Two things we know well about one past and one present Elland Road personality: firstly that erstwhile Leeds United hero and current Scotland coach Gordon Strachan has a dry sense of humour that spares few, especially those who stick unqualified noses into professional football matters. And secondly, that current owner and self-styled captain of the United ship Massimo Cellino is a mess of superstitions and old wives’ tales, allowing his personal and business life to be dictated by a random mix of crazy fears and whimsical beliefs.
It’s difficult not to have a wry smile, then, at the player number allocated for the first Scotland squad featuring Leeds defender Liam Cooper. Coops was handed the 17 shirt, a number that has Cellino climbing the walls to end up in the belfry with like-minded bats. That figure 17 is anathema to il Duce, along with the colour purple and various other perceived supernatural threats. It would be so in character for Strachan, that ultimate professional and put-down merchant, to use the chance to stick a metaphorical needle into Cellino’s quivering hide.

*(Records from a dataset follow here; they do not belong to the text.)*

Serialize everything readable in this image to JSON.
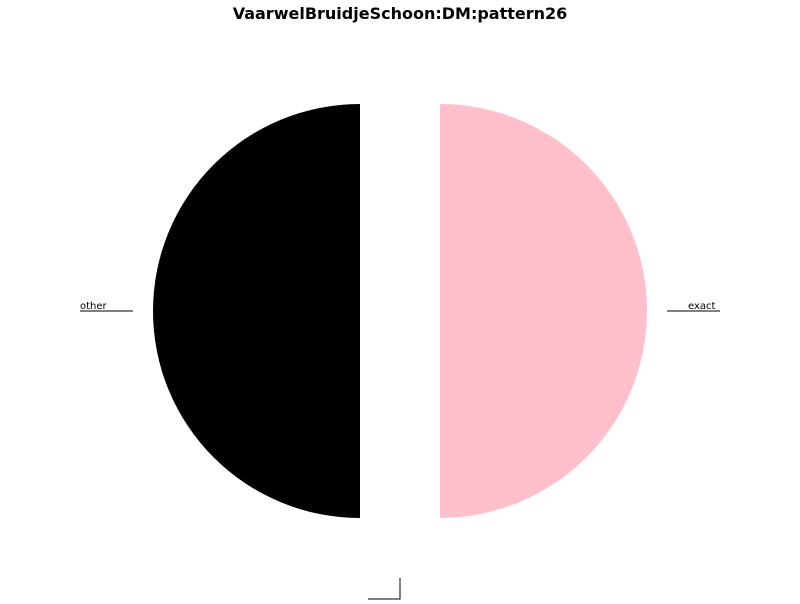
{
  "chart_data": {
    "type": "pie",
    "title": "VaarwelBruidjeSchoon:DM:pattern26",
    "slices": [
      {
        "label": "other",
        "value": 50,
        "color": "#000000"
      },
      {
        "label": "",
        "value": 0,
        "color": "#ffffff"
      },
      {
        "label": "exact",
        "value": 50,
        "color": "#ffc0cb"
      }
    ],
    "exploded": true,
    "legend": "none"
  }
}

Cellino is not the first superstitious character in Leeds United‘s history of course – though it goes without saying that he bears no comparison with gypsy curse-fearing and lucky blue suit-clad United legend Don Revie. But Don’s beliefs were of a gentler sort; he didn’t press them into the very fabric of the club, inviting derision from within and without. Cellino’s Leeds published a matchday programme for the visit of 17th home league opponent Notts Forest – it was numbered 16b. Beside that, Don’s worn-out blue suit, and his regular pre-match walk down to the corner near the team hotel, seem positively lovable.

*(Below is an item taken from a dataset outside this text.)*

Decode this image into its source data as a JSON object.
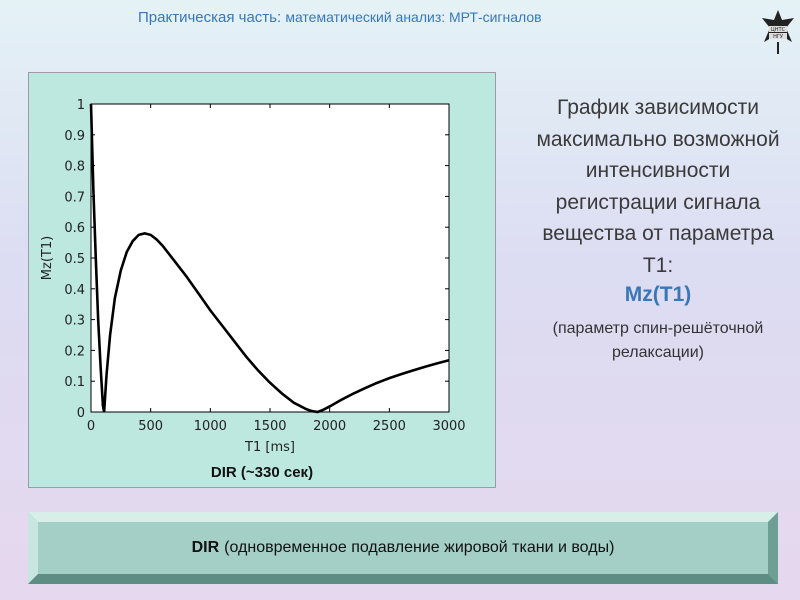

Gordon Strachan occupies his own special, permanent niche in Leeds history. He’s moved on, as heroes do, but I have good reason to believe he retains a love of the club. I met him briefly at a function at Headingley in 1995, and he was quite clear then that he could see a return to Elland Road as United manager one day. It’s not something you can envision happening, however, under Cellino’s loco stewardship.
The thing is, despite the schism that Cellino has caused in the ranks of Leeds fans – some obstinately supporting the Italian in the face of opposition from the majority – there is hardly a good word to be heard for the current United owner among professional football people. People who really know their stuff, such as John Giles, have attacked Cellino’s regime bitterly. The more deluded fans in the street aside, il Presidente doesn’t enjoy much informed support – unsurprisingly, given his track record.

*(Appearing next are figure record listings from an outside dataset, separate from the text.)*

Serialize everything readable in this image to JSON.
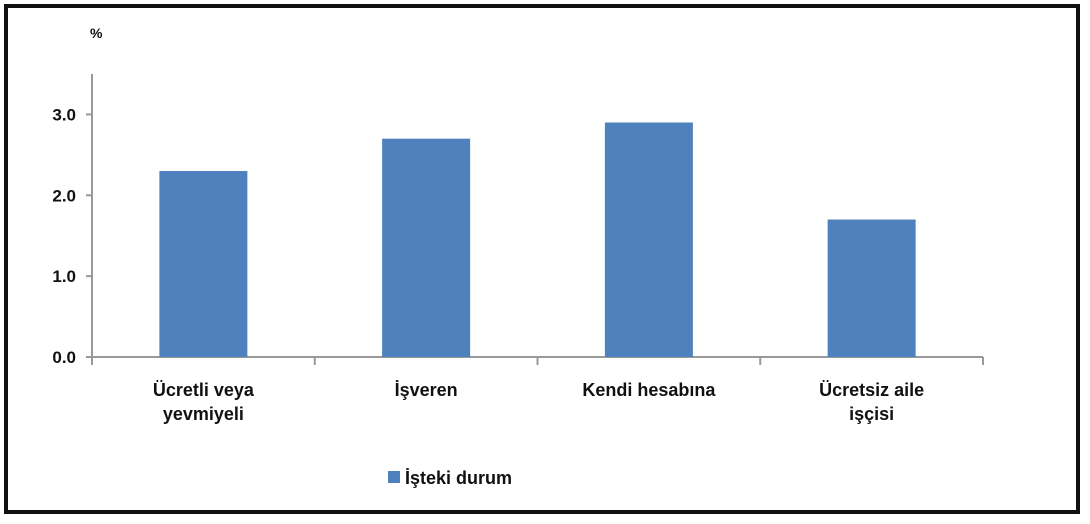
{
  "chart_data": {
    "type": "bar",
    "unit_label": "%",
    "categories": [
      [
        "Ücretli veya",
        "yevmiyeli"
      ],
      [
        "İşveren"
      ],
      [
        "Kendi hesabına"
      ],
      [
        "Ücretsiz aile",
        "işçisi"
      ]
    ],
    "series": [
      {
        "name": "İşteki durum",
        "values": [
          2.3,
          2.7,
          2.9,
          1.7
        ],
        "color": "#4f81bd"
      }
    ],
    "yticks": [
      "0.0",
      "1.0",
      "2.0",
      "3.0"
    ],
    "ylim": [
      0,
      3.5
    ],
    "grid": false,
    "legend_position": "bottom-center",
    "axis_color": "#999999"
  }
}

It’s unlikely that Liam Cooper will have raised as much as a peep of protest at his dark blue No. 17 shirt. Rookie international players know which side their bread is buttered, and the Scotland dressing room will be well aware of the Boss’s waspish tongue. Once, when asked in the tunnel in the wake of a heavy defeat, “In what areas were your players inferior to the opposition?”, Strachan looked the TV man straight in the eye and replied “Mainly that big green one out there”. Wee Gordon yields to no man in the bandying of words, there’s a book to be filled with his famous and devastating put-downs.
All of this leads me to believe that the issuing of that number 17 to Liam Cooper was no coincidence; that Strachan, with the pro’s resentment of the mess Cellino is making of a great club he loves, has casually aimed a barbed arrow in the Italian’s direction.
I do hope it’s true, and I hope that barb has hit home to fester. The more the game can show its rejection of chancers like Cellino, the better we will all be – including the flat-earth tendency obstinately talking him up.
Good on you, Gordon, let’s have more. It’s believed, however, that rumours the Scotland shirt is to change its colour to purple… are wide of the mark.